Species of flowering plant

Pultenaea penna, commonly known as feather bush-pea, is a species of flowering plant in the family Fabaceae and is endemic to south-eastern continental Australia. It is a rigid, spreading shrub with linear, needle-shaped leaves and yellow and red, pea-like flowers.

==Description==
Pultenaea penna is a rigid, spreading shrub with glabrous stems. The leaves are arranged alternately along the stems, linear and needle-shaped, 5–12 mm long with stipules 2–5 mm long at the base, and with the edges rolled inwards. The flowers are arranged in leaf axils in tight cluster of four or five near the ends of branchlets. The sepals are hairy and 8–9 mm long with densely hairy lobes. There are leaf-like, densely hairy bracteoles 6–7 mm long at the base of the sepal tube. The standard petal is yellow with red markings and 8–10 mm long.
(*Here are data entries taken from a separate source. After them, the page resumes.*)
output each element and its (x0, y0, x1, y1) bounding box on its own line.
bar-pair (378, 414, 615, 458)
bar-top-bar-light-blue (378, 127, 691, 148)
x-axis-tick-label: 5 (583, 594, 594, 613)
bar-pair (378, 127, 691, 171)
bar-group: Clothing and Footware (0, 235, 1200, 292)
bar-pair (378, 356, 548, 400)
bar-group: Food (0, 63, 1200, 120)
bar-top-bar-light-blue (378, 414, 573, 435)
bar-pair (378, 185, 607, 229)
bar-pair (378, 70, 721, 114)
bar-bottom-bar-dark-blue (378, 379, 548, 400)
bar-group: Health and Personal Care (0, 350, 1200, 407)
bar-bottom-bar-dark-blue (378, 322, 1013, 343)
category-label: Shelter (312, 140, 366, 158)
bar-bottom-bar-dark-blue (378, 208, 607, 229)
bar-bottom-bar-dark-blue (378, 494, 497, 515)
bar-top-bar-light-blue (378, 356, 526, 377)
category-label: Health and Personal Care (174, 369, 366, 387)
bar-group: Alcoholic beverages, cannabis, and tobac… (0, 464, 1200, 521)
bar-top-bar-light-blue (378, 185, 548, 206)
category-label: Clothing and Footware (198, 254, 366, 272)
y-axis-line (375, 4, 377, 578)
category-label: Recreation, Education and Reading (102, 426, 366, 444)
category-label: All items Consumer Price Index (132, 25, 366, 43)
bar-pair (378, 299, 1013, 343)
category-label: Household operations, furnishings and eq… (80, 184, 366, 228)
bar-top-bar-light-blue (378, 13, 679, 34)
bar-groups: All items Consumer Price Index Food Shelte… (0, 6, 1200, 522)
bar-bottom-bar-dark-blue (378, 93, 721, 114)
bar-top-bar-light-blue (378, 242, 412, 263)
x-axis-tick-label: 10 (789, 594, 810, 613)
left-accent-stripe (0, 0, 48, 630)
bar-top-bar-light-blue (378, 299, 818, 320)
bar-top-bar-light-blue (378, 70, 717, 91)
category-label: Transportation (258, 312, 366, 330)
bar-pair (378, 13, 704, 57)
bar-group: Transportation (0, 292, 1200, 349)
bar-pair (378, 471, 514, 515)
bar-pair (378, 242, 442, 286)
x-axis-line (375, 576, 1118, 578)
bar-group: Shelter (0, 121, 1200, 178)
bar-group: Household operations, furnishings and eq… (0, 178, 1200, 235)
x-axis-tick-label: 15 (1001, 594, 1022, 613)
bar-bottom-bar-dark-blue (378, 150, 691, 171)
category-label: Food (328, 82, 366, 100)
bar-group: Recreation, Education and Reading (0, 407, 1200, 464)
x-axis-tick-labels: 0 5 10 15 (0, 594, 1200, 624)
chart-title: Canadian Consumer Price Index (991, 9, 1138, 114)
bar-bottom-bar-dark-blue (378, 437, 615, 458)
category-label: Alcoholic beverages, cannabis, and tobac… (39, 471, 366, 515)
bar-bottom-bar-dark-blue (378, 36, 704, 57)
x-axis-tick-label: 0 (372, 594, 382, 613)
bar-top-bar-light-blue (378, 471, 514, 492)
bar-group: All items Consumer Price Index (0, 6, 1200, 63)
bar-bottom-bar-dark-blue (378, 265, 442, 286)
Flowering mainly occurs from November to December and the fruit is an egg-shaped pod.

==Taxonomy and naming==
Pultenaea penna was first formally described in 2003 by Rogier Petrus Johannes de Kok in Australian Systematic Botany from specimens collected 20 km south-west of Kingscote in 1999. The specific epithet (penna) is a Latin word for "feather", "wing" or "pen".

==Distribution and habitat==
Feather bush-pea grows in heathy woodland in the Little Desert National Park in Victoria and in the south-east of South Australia.

==Conservation status==
This species of peas is listed as "vulnerable" in Victoria, under the Victorian Government Flora and Fauna Guarantee Act 1988.